Helbing Dirk

Decentralized Approaches to Adaptive Traffic Control

Traffic systems are highly complex multi-component systems suffering from instabilities and non-linear dynamics, including chaos. This is caused by the non-linearity of interactions, delays, and fluctuations, which can trigger phenomena such as stop-and-go waves, noise-induced breakdowns, or slower-is-faster effects. The recently upcoming information and communication technologies (ICT), including cheap optical, radar, video, or infrared sensors and mobile communication technologies promise new solutions leading from the classical, centralized control to decentralized approaches in the sense of collective (swarm) intelligence and ad hoc networks. Such concepts reduce the problem of data flooding by restricting to the locally relevant information only and reach more adaptiveness, flexibility, resilience and robustness with respect to local requirements and temporary failures.

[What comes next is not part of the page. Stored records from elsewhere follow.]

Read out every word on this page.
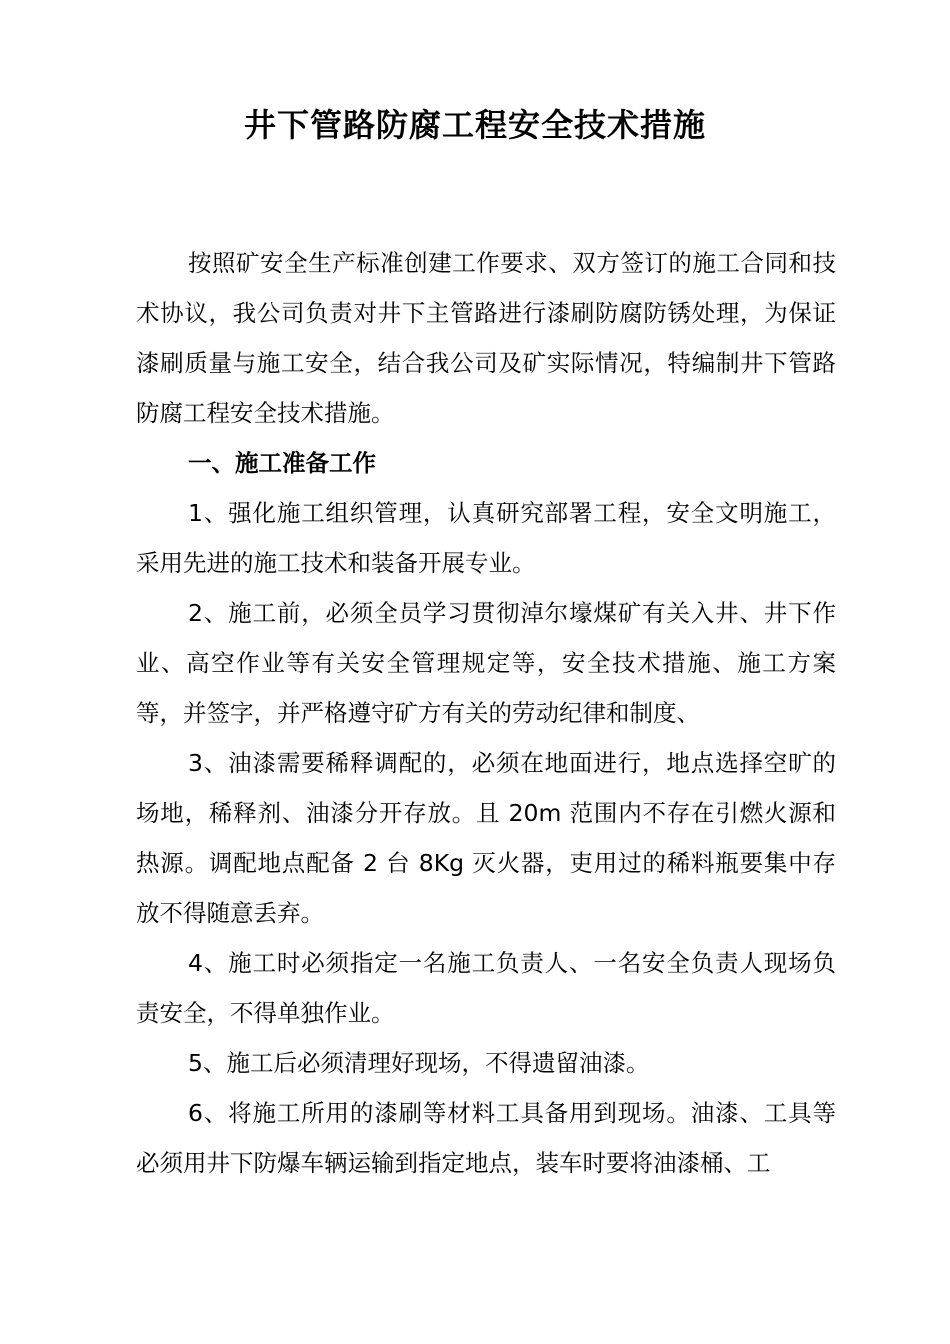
井下管路防腐工程安全技术措施

按照矿安全生产标准创建工作要求、双方签订的施工合同和技术协议，我公司负责对井下主管路进行漆刷防腐防锈处理，为保证漆刷质量与施工安全，结合我公司及矿实际情况，特编制井下管路防腐工程安全技术措施。

一、施工准备工作

1、强化施工组织管理，认真研究部署工程，安全文明施工，采用先进的施工技术和装备开展专业。

2、施工前，必须全员学习贯彻淖尔壕煤矿有关入井、井下作业、高空作业等有关安全管理规定等，安全技术措施、施工方案等，并签字，并严格遵守矿方有关的劳动纪律和制度、

3、油漆需要稀释调配的，必须在地面进行，地点选择空旷的场地，稀释剂、油漆分开存放。且 20m 范围内不存在引燃火源和热源。调配地点配备 2 台 8Kg 灭火器，吏用过的稀料瓶要集中存放不得随意丢弃。

4、施工时必须指定一名施工负责人、一名安全负责人现场负责安全，不得单独作业。

5、施工后必须清理好现场，不得遗留油漆。

6、将施工所用的漆刷等材料工具备用到现场。油漆、工具等必须用井下防爆车辆运输到指定地点，装车时要将油漆桶、工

One focus of my talk will be adaptive cruise control (ACC) systems, which do not only increase the comfort and safety of car passengers, but also enhance the stability of traffic flows and the capacity of the road. We call this ``traffic assistance''. Specifically, I will present an automated driving strategy that adapts the operation mode of an ACC system to the autonomously detected, local traffic situation.  The impact on the traffic dynamics is investigated by means of a multi-lane microscopic traffic simulation.

In the future, vehicles will become automatic traffic state detection, data management, and communication centers when forming ad hoc networks
through inter-vehicle communication (IVC). The applicability of short-range inter-vehicle communication for the detection of dynamic congestion fronts on freeways will be shortly discussed. Adaptive, self-organized traffic control in urban road networks is another interesting application field for decentralized traffic optimization strategies. Therefore, this talk will also discuss control principles that allow one to reach a self-organized synchronization of traffic lights. It turns out that a local optimization fails to reach high performance, and that a stabilizing strategy is not successful as well. A suitable combination of the two, however, can perform superior to centralized, cycle-based approaches.

The focus of this talk will be adjusted to the interest of the audience.